8.3 Our suppliers shall have the farmers realize the importance of biodiversity, which refers to the variety of plants, animals and microorganisms above and below the soil within an ecosystem. Farms are their own ecosystems. A change in this delicate system can have wide-reaching effects so farmers understand that the decisions they make on their land must be considered carefully.
8.4 Our suppliers must have a dialogue with farmers regarding recognizing that pesticides are potent toxins, designed to kill organisms across the biological spectrum. Many of them emerged from research on chemical warfare. The use of pesticides may be for good
reasons: to control weeds, insects, rodents, and other pests. But given their origin, toxicity, and broad – even profligate – application, their risks should be presumed.
Farmers shall use such chemicals sparingly and constantly move toward more modern, non-chemical options for controlling pests.
8.5 Our suppliers and their farmers must be aware of the harmful effects of chemical fertilizers.
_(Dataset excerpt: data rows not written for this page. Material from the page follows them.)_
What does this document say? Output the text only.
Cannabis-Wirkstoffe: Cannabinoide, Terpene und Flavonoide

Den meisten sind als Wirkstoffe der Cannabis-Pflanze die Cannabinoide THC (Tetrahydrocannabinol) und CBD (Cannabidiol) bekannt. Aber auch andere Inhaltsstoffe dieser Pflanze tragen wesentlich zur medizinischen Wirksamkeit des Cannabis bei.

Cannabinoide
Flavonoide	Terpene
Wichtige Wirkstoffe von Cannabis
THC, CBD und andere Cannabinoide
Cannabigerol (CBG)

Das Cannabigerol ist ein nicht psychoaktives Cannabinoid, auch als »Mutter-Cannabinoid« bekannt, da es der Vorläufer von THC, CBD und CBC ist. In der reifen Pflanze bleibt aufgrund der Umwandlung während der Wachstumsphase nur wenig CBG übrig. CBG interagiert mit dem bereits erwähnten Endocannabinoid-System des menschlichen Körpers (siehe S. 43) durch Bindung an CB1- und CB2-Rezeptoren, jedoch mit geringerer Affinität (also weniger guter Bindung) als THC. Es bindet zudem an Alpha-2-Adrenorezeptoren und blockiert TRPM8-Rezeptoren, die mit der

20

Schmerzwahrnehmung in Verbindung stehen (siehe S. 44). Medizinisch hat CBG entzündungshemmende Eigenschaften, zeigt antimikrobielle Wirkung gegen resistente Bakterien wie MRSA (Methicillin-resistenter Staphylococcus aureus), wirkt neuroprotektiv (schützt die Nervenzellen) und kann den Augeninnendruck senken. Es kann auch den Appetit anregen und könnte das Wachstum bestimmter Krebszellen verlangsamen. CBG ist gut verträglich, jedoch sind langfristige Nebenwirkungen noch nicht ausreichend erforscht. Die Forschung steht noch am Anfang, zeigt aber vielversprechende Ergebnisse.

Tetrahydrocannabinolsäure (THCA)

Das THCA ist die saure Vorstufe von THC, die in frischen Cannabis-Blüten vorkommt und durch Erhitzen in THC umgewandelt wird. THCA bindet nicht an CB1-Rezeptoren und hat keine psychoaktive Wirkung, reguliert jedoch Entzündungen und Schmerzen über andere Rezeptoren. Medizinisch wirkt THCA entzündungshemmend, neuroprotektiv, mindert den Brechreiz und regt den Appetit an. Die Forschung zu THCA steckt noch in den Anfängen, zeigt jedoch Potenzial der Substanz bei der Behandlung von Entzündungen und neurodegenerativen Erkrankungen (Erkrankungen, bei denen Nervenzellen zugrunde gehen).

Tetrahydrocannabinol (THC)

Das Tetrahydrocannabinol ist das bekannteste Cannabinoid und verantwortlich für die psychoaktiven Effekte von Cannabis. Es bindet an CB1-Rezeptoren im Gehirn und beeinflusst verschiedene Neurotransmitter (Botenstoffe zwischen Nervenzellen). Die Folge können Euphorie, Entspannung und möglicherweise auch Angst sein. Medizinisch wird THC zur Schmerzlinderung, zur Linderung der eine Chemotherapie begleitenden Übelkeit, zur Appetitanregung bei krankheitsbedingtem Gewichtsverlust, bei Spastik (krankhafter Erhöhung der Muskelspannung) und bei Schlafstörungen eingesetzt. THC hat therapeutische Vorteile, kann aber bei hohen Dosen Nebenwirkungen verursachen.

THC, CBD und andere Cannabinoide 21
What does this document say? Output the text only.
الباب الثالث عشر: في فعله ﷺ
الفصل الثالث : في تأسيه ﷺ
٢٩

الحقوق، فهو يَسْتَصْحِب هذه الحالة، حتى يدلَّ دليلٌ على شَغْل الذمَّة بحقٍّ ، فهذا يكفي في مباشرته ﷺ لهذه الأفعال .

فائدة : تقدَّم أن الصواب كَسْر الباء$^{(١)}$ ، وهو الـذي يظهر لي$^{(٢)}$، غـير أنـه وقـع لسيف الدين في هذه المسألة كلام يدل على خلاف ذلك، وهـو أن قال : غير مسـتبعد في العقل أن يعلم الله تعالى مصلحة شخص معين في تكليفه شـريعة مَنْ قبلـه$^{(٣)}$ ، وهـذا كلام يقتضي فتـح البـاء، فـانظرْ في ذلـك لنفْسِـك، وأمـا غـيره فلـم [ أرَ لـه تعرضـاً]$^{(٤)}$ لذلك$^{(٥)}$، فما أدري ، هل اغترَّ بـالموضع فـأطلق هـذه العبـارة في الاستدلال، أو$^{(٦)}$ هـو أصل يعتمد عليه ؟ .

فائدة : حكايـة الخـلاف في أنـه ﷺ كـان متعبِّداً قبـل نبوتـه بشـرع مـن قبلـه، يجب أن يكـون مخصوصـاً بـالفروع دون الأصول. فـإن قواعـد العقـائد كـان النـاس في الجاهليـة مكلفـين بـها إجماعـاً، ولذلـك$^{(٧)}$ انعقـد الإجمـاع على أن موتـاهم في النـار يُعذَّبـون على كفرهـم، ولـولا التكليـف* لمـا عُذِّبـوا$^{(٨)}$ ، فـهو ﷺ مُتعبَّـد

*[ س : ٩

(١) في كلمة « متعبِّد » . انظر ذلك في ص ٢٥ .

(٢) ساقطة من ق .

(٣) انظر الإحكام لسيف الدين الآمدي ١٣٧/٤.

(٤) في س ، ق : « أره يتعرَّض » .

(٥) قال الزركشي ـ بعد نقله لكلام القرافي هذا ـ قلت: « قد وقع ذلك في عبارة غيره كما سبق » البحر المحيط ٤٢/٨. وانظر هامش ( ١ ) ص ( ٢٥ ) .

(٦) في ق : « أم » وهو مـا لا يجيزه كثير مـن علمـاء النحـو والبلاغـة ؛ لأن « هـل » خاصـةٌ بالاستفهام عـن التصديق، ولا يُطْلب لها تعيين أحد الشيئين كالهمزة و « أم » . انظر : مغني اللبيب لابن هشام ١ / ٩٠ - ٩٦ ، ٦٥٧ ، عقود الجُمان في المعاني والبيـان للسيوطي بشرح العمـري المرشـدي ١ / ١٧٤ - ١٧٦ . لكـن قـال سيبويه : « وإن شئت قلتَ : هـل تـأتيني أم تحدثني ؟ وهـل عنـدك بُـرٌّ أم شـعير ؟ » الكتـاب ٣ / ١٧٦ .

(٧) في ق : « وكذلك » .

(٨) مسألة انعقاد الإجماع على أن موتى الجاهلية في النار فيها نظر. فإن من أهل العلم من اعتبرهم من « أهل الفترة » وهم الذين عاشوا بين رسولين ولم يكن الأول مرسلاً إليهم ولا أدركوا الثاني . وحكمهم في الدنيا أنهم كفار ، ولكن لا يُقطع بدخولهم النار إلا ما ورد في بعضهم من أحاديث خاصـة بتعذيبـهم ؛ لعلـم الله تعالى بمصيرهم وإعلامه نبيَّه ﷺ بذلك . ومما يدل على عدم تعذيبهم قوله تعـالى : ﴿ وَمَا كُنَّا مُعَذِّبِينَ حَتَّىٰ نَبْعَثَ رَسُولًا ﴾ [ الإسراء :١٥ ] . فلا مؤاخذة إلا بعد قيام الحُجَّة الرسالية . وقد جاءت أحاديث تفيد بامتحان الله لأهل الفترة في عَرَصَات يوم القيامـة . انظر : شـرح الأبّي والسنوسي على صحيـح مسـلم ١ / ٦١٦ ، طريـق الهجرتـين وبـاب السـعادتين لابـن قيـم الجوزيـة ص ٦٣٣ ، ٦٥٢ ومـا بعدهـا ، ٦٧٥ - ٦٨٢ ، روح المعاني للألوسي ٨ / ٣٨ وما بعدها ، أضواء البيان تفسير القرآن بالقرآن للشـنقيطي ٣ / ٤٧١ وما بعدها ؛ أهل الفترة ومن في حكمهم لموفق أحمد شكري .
It is critical that they constantly evaluate and make sure there are not any excessive use of it.
8.6 Suppliers shall constantly work with energy efficiency measures and reduce its carbon footprint. An awareness of the importance to do so and tools how to shall be found throughout the organisation.
8.7 Environmental aspects shall be taken into consideration throughout the production and
distribution chain, from the production of raw materials to the sale of end user products and shall not be limited to the supplier’s own operations and sub suppliers. As far as possible, local, regional and global environmental issues shall be considered.
9. Ethical Business Behaviour
9.1 Suppliers shall not be involved in any act of corruption, extortion, or embezzlement, nor in any form of bribery including – the promising, offering, giving or accepting of any improper monetary or other incentive.